Looking back through my life, I find that I have had huge problems with the first kind, and I've had a great time with the second. It usually seemed to rear it's head during my math classes. It started in elementary class, and continued to fight and struggle every year except one- my senior year. I remember back in Freshman year, during geometry we were doing math problems that took half a page to complete. "Aha," I noticed, "I can just use the pythagorean theorem and cut it down to about three lines." Of course, this didn't fly with my teacher, who held a strong affinity towards doing things the way the book did them. Now, I'll agree, there are arguments towards doing it by the book ("teaches you how to do it that way" is the general response), but I'm a huge proponent of if it works better another way, then do it. As I argued then- I know how to do it, and I know how to do it faster, better, and with less points of failure.

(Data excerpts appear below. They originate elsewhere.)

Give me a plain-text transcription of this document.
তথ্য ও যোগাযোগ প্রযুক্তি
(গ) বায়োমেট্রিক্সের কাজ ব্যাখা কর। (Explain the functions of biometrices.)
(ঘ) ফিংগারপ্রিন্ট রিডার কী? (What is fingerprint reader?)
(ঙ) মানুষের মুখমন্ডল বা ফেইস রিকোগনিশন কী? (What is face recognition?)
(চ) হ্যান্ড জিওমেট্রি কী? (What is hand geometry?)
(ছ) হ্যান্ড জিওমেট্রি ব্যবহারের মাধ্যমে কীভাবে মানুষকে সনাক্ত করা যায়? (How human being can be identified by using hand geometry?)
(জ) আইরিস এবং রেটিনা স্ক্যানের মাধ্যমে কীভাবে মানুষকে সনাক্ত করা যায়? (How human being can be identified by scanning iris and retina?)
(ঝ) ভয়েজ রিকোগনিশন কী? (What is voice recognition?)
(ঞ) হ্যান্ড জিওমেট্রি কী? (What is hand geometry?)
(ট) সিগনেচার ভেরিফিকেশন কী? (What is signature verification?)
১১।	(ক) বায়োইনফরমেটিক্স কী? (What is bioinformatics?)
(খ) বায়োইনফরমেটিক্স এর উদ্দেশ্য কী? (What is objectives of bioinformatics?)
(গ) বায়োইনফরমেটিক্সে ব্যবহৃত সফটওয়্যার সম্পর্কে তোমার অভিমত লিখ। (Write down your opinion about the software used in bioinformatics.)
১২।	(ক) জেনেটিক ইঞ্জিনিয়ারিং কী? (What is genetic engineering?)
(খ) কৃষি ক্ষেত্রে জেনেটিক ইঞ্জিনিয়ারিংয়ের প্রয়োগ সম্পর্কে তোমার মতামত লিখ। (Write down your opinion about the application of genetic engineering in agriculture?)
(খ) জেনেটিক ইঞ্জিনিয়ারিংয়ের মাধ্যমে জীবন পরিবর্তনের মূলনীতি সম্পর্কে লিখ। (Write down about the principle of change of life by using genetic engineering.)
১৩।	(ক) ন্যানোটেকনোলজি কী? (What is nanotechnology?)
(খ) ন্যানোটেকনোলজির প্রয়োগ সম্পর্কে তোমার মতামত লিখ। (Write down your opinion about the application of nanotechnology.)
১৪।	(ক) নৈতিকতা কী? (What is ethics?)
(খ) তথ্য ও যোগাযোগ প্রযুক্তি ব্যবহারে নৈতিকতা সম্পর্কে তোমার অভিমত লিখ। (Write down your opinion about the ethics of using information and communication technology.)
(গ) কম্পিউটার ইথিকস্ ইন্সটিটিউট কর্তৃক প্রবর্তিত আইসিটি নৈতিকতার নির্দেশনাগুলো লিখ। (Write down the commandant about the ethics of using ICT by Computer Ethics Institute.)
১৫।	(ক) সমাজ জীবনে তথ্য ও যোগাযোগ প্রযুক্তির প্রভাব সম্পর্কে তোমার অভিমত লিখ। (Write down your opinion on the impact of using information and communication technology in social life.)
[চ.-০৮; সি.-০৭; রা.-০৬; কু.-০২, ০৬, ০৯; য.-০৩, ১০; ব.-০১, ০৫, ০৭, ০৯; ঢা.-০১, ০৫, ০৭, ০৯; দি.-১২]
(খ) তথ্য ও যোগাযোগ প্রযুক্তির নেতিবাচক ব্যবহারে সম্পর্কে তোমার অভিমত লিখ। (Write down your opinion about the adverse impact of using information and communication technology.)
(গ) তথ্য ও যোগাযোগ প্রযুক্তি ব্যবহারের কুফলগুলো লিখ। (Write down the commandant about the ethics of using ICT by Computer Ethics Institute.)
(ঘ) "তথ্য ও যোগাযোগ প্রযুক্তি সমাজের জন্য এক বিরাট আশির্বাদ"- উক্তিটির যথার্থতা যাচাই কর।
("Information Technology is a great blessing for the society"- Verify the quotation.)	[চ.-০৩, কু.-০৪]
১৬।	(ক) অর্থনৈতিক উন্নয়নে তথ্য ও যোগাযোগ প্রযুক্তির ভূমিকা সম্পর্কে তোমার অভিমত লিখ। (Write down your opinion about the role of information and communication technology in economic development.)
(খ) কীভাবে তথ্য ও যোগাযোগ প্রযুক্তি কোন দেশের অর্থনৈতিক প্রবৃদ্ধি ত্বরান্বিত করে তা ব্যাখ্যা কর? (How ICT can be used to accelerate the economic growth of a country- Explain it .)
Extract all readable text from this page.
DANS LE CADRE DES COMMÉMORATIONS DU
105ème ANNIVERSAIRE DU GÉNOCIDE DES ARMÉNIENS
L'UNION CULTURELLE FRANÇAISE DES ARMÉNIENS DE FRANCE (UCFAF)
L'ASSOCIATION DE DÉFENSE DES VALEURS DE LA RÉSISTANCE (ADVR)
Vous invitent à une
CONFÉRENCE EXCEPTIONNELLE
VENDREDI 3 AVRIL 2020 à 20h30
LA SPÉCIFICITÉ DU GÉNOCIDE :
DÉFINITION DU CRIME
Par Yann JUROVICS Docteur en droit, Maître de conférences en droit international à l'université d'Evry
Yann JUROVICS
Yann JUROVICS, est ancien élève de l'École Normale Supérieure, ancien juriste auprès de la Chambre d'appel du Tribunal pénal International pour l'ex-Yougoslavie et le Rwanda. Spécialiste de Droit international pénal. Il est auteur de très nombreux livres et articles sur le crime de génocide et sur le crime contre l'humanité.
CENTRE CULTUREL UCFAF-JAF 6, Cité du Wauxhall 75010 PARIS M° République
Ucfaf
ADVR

This all continued, and came to a huge head during Trig, Junior year. A friend and I wrote programs every day, instead of taking the notes, that did the homework for us. We even accomodated to our teacher's archaic views and developed the programs so that they showed the work; she, of course, hated it, but it worked quite well. Then, finally, my senior year I had Calculus AP; the first math that really challenged me, but at the same time, the first math class I enjoyed for 5 years. It was only myself and one other person in the class- we had started with 11, and the other 9 dropped out- along with our teacher.

The reason I liked the class so much was because she didn't require work, and she didn't require that you simplify answers, and she didn't care about the final format, as long as it was right. It helped to show your work, so that you could find errors, but you didn't have to. You had the freedom to do the work however you wanted to, you could find shortcuts and ways around that worked better and made sense.

I find myself harboring the same feelings in the workplace. I was an intern at a company for about 8 months, where the projects came three-a-day, and it was 85% copy and paste from other code. The other 15% was debugging. It was all classic ASP (which suprised me more and more as time went by.. it was 2007, after all), and it was badly written. Something needed to be done; however, there was no room for innovation, no room for, say, a nice .net framework, not anything except heads-down coding. I was, effectively, a code monkey.

My current place, however, is an exception. In the same way as I found myself in a wonderful place after moving from Trig to Calc, I find myself with creative freedom; if I have an idea that will speed up processes, or that will help out in some other way, and I've got down time- I can work on something. Recently, I made a program that took some basic copy-paste work we did from 20 minutes down to about 2- something I was a bit apprehensive to show off, but, finally did to great reception. It gave me new hope that there was somewhere that I could fit in and try new things out. We later attempted integrating a wiki, which also worked wonders; the whole team could now communicate and store data, instead of throwing word docs around in VSS.

Now, I'm not advocating running off and doing projects whenever you feel like it, and wasting company time to try some thought out. However, I am advocating that if there's a genuinely good idea, and you're not hammered down with work- creative freedom is the best kind. It helps thoughts flow, and it sometimes pans out to be a great development that can help out, and even occasionally revolutionize the whole development team.